The surface faithfully embeds local neighborhoods of the projective plane, but it is not a global embedding, as there are self intersections. It is known that one cannot globally embed the projective plane into 3-dimensional space. You may wonder how this kind of fact could even be knowable. It is a remarkable story contained within the subject of algebraic topology for those who would like to investigate further.
In the animation above, the projective plane is indicated in the bottom left, represented as a disk with diametrically opposite points identified with each other. The animation shows the image of a circle of points as the circle grows steadily toward the boundary of the disk. We can see that the map defines a local embedding because the circle of points don't trample on their immediate neighbors as they get mapped to the surface, and the mapped points are constantly moving across the surface as the radius increases.
When the points reach the outer rim, diametrically opposed points map to the same point of the surface, which shows that the map is well-defined on the projective plane.
Boy's surface has a three-fold rotational symmetry and a single point where it intersects itself three times, which you can readily identify in the demonstration. It is also unorientable.
It appears as a halfway model in our discussion of sphere eversion for \(n=3\). That is, it appears in the sphere eversion precisely at the moment where the outside of the sphere becomes the inside and vice versa.
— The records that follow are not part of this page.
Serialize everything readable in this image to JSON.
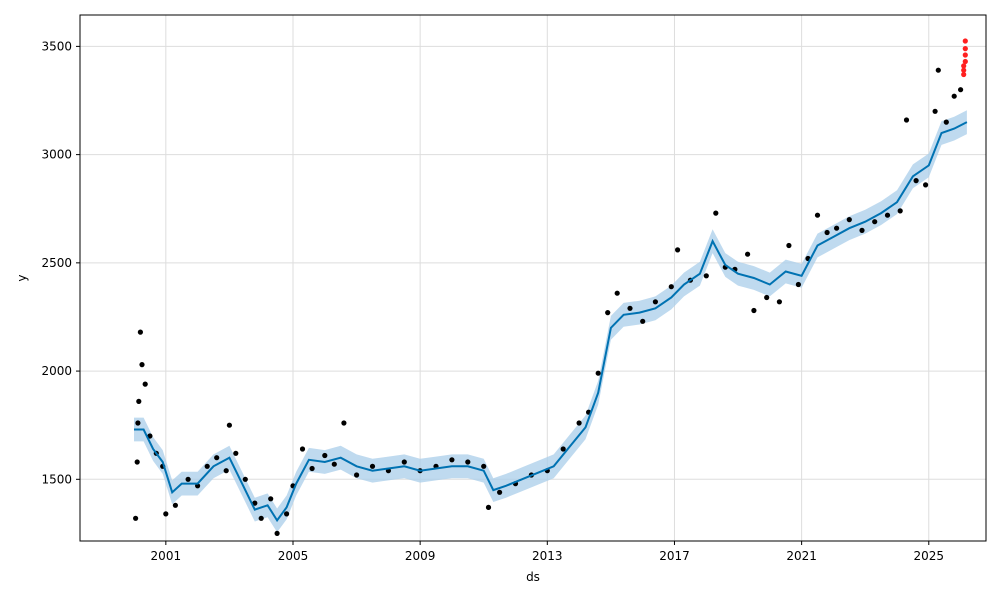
{
  "chart_data": {
    "type": "scatter",
    "title": "",
    "xlabel": "ds",
    "ylabel": "y",
    "xlim": [
      1998.3,
      2026.8
    ],
    "ylim": [
      1215,
      3645
    ],
    "xticks": [
      2001,
      2005,
      2009,
      2013,
      2017,
      2021,
      2025
    ],
    "xtick_labels": [
      "2001",
      "2005",
      "2009",
      "2013",
      "2017",
      "2021",
      "2025"
    ],
    "yticks": [
      1500,
      2000,
      2500,
      3000,
      3500
    ],
    "ytick_labels": [
      "1500",
      "2000",
      "2500",
      "3000",
      "3500"
    ],
    "grid": true,
    "colors": {
      "observed": "#000000",
      "forecast_line": "#0072B2",
      "uncertainty_band": "#a9cde9",
      "future_points": "#ff2020",
      "grid": "#dddddd"
    },
    "series": [
      {
        "type": "scatter",
        "points": [
          [
            2000.05,
            1320
          ],
          [
            2000.1,
            1580
          ],
          [
            2000.12,
            1760
          ],
          [
            2000.15,
            1860
          ],
          [
            2000.2,
            2180
          ],
          [
            2000.25,
            2030
          ],
          [
            2000.35,
            1940
          ],
          [
            2000.5,
            1700
          ],
          [
            2000.7,
            1620
          ],
          [
            2000.9,
            1560
          ],
          [
            2001.0,
            1340
          ],
          [
            2001.3,
            1380
          ],
          [
            2001.7,
            1500
          ],
          [
            2002.0,
            1470
          ],
          [
            2002.3,
            1560
          ],
          [
            2002.6,
            1600
          ],
          [
            2002.9,
            1540
          ],
          [
            2003.0,
            1750
          ],
          [
            2003.2,
            1620
          ],
          [
            2003.5,
            1500
          ],
          [
            2003.8,
            1390
          ],
          [
            2004.0,
            1320
          ],
          [
            2004.3,
            1410
          ],
          [
            2004.5,
            1250
          ],
          [
            2004.8,
            1340
          ],
          [
            2005.0,
            1470
          ],
          [
            2005.3,
            1640
          ],
          [
            2005.6,
            1550
          ],
          [
            2006.0,
            1610
          ],
          [
            2006.3,
            1570
          ],
          [
            2006.6,
            1760
          ],
          [
            2007.0,
            1520
          ],
          [
            2007.5,
            1560
          ],
          [
            2008.0,
            1540
          ],
          [
            2008.5,
            1580
          ],
          [
            2009.0,
            1540
          ],
          [
            2009.5,
            1560
          ],
          [
            2010.0,
            1590
          ],
          [
            2010.5,
            1580
          ],
          [
            2011.0,
            1560
          ],
          [
            2011.15,
            1370
          ],
          [
            2011.5,
            1440
          ],
          [
            2012.0,
            1480
          ],
          [
            2012.5,
            1520
          ],
          [
            2013.0,
            1540
          ],
          [
            2013.5,
            1640
          ],
          [
            2014.0,
            1760
          ],
          [
            2014.3,
            1810
          ],
          [
            2014.6,
            1990
          ],
          [
            2014.9,
            2270
          ],
          [
            2015.2,
            2360
          ],
          [
            2015.6,
            2290
          ],
          [
            2016.0,
            2230
          ],
          [
            2016.4,
            2320
          ],
          [
            2016.9,
            2390
          ],
          [
            2017.1,
            2560
          ],
          [
            2017.5,
            2420
          ],
          [
            2018.0,
            2440
          ],
          [
            2018.3,
            2730
          ],
          [
            2018.6,
            2480
          ],
          [
            2018.9,
            2470
          ],
          [
            2019.3,
            2540
          ],
          [
            2019.5,
            2280
          ],
          [
            2019.9,
            2340
          ],
          [
            2020.3,
            2320
          ],
          [
            2020.6,
            2580
          ],
          [
            2020.9,
            2400
          ],
          [
            2021.2,
            2520
          ],
          [
            2021.5,
            2720
          ],
          [
            2021.8,
            2640
          ],
          [
            2022.1,
            2660
          ],
          [
            2022.5,
            2700
          ],
          [
            2022.9,
            2650
          ],
          [
            2023.3,
            2690
          ],
          [
            2023.7,
            2720
          ],
          [
            2024.1,
            2740
          ],
          [
            2024.3,
            3160
          ],
          [
            2024.6,
            2880
          ],
          [
            2024.9,
            2860
          ],
          [
            2025.2,
            3200
          ],
          [
            2025.3,
            3390
          ],
          [
            2025.55,
            3150
          ],
          [
            2025.8,
            3270
          ],
          [
            2026.0,
            3300
          ]
        ]
      },
      {
        "type": "line",
        "name": "",
        "points": [
          [
            2000.0,
            1730
          ],
          [
            2000.3,
            1730
          ],
          [
            2000.6,
            1640
          ],
          [
            2000.9,
            1580
          ],
          [
            2001.2,
            1440
          ],
          [
            2001.5,
            1480
          ],
          [
            2002.0,
            1480
          ],
          [
            2002.5,
            1560
          ],
          [
            2003.0,
            1600
          ],
          [
            2003.4,
            1480
          ],
          [
            2003.8,
            1360
          ],
          [
            2004.2,
            1380
          ],
          [
            2004.5,
            1310
          ],
          [
            2004.8,
            1370
          ],
          [
            2005.1,
            1480
          ],
          [
            2005.5,
            1590
          ],
          [
            2006.0,
            1580
          ],
          [
            2006.5,
            1600
          ],
          [
            2007.0,
            1560
          ],
          [
            2007.5,
            1540
          ],
          [
            2008.0,
            1550
          ],
          [
            2008.5,
            1560
          ],
          [
            2009.0,
            1540
          ],
          [
            2009.5,
            1550
          ],
          [
            2010.0,
            1560
          ],
          [
            2010.5,
            1560
          ],
          [
            2011.0,
            1540
          ],
          [
            2011.3,
            1450
          ],
          [
            2011.7,
            1470
          ],
          [
            2012.2,
            1500
          ],
          [
            2012.7,
            1530
          ],
          [
            2013.2,
            1560
          ],
          [
            2013.7,
            1650
          ],
          [
            2014.2,
            1740
          ],
          [
            2014.6,
            1900
          ],
          [
            2015.0,
            2200
          ],
          [
            2015.4,
            2260
          ],
          [
            2015.9,
            2270
          ],
          [
            2016.4,
            2290
          ],
          [
            2016.9,
            2340
          ],
          [
            2017.3,
            2400
          ],
          [
            2017.8,
            2450
          ],
          [
            2018.2,
            2600
          ],
          [
            2018.6,
            2490
          ],
          [
            2019.0,
            2450
          ],
          [
            2019.5,
            2430
          ],
          [
            2020.0,
            2400
          ],
          [
            2020.5,
            2460
          ],
          [
            2021.0,
            2440
          ],
          [
            2021.5,
            2580
          ],
          [
            2022.0,
            2620
          ],
          [
            2022.5,
            2660
          ],
          [
            2023.0,
            2690
          ],
          [
            2023.5,
            2730
          ],
          [
            2024.0,
            2780
          ],
          [
            2024.5,
            2900
          ],
          [
            2025.0,
            2950
          ],
          [
            2025.4,
            3100
          ],
          [
            2025.8,
            3120
          ],
          [
            2026.2,
            3150
          ]
        ]
      },
      {
        "type": "scatter",
        "name": "",
        "points": [
          [
            2026.1,
            3370
          ],
          [
            2026.1,
            3390
          ],
          [
            2026.1,
            3410
          ],
          [
            2026.15,
            3430
          ],
          [
            2026.15,
            3460
          ],
          [
            2026.15,
            3490
          ],
          [
            2026.15,
            3525
          ]
        ]
      }
    ],
    "uncertainty_halfwidth": 55
  }
}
The equations for the parametrization of Boy's surface that I used to generate the visualization above were discovered by Bryant and Kusner and can be found in the Wikipedia article
The surface is quite complex and can be better understood by viewing various cross sections of the model by adjusting the clipping parameters. In doing so we see that the circle of points spread upward along the spherical bowl before spreading into six arcs as it gets to the top. Three of the arcs pass over each of three spherical caps, to meet the three diametrically opposed arcs that move around the side.